Mahal Baloch, Baloutche de 28 ans, élève seule ses deux filles, âgées de cinq et huit ans, depuis le décès de son mari en 2016. Bibi Gul, la belle-sœur de Mahal, est la fondatrice et présidente de l’Organisation baloutche des droits humains, qui recense les atteintes à ces droits dans la province du Baloutchistan. Sa famille comptant plusieurs militant·e·s, Mahal a participé à un certain nombre de manifestations, en particulier contre les disparitions forcées, véritable fléau au Baloutchistan. Amnesty International a précédemment constaté que les disparitions forcées d’étudiant·e·s, de militant·e·s, de journalistes et de défenseur·e·s des droits humains se poursuivent sans relâche dans cette province.
Le 17 février à 23 heures, 12 membres des forces de sécurité ont effectué une descente au domicile de Mahal Baloch. Ces agents n’ont pas présenté de mandat ni aucun autre document judiciaire ni avant ni pendant le raid. Après cette descente illégale, Mahal Baloch, sa mère, sa belle-sœur, sa nièce (âgée de 12 ans), et ses deux filles (de huit et cinq ans) ont été forcées à monter à bord de deux voitures, et emmenées au bureau du service de lutte contre le terrorisme (CTD) de la police, sur Spinney Road à Quetta. Mahal a été séparée du reste de la famille dans les véhicules et au siège du CTD. La nièce de la jeune femme a déclaré au Conseil des droits humains du Baloutchistan que pendant leur détention, elles pouvaient entendre Mahal hurler durant son interrogatoire.
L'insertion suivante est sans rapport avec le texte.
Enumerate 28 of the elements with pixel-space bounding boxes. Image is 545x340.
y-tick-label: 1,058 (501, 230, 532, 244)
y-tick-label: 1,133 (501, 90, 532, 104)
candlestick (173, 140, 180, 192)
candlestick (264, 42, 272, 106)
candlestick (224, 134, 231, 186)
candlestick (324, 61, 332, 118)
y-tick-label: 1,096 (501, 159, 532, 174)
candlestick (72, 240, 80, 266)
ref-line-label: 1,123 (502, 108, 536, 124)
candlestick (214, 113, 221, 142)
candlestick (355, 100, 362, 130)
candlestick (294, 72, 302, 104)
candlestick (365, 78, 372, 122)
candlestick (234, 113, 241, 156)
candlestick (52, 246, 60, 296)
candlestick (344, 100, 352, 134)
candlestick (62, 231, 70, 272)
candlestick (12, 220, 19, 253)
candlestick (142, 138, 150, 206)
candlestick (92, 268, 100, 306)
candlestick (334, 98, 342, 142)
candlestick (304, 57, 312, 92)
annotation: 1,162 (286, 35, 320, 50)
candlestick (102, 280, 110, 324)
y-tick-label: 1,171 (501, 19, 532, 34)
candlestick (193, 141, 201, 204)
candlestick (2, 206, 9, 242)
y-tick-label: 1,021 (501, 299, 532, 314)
Selon le Conseil des droits humains du Baloutchistan, le 18 février, ses parentes ont été libérées et déposées dans une zone isolée où elles ont dû marcher entre 30 et 45 minutes avant de trouver des moyens de transport leur permettant de rentrer chez elles. Ce jour-là, Mahal a comparu devant le tribunal antiterroriste sans que sa famille n’en soit informée. Le tribunal antiterroriste a autorisé le maintien de Mahal Baloch en détention provisoire pendant sept jours. Le tribunal a ensuite prolongé sa détention le 24 février et le 4 mars. Le 14 mars, Mahal a été conduite devant le tribunal de grande instance, qui a prolongé sa détention de 10 jours supplémentaires. Bien qu’elle ait comparu quatre fois, le CTD n’a toujours pas inculpé Mahal Baloch.
La crise des droits humains au Balouchistan se poursuit, et selon certaines informations, les forces de sécurité soumettent à des disparitions forcées et à des exécutions extrajudiciaires des militant·e·s baloutches présumés et des militant·e·s de l’opposition accusés d’activités terroristes par les autorités. Amnesty International ne prend pas position sur la culpabilité ou l’innocence des personnes soupçonnées d’avoir pris part à des attaques qualifiées d’actes de terrorisme par les gouvernements. Cependant, toute personne doit pouvoir exercer l’ensemble des droits humains garantis par le droit national et international.
Amnesty International dénonce les attaques menées sans discrimination et les attaques visant des personnes civiles qui sont perpétrées par des groupes armés, et reconnaît pleinement que les autorités pakistanaises ont pour devoir de prévenir et de réprimer les infractions, y compris les crimes violents tels que les actes de terrorisme, et de traduire en justice les auteurs présumés de tels crimes. Toutefois, en soumettant à des disparitions forcées des personnes soupçonnées d’activités terroristes ou de liens avec des groupes terroristes, le Pakistan a non seulement gravement bafoué leurs droits humains, mais également manqué à son devoir d’inculper et de juger ces personnes dans le cadre d’un procès équitable.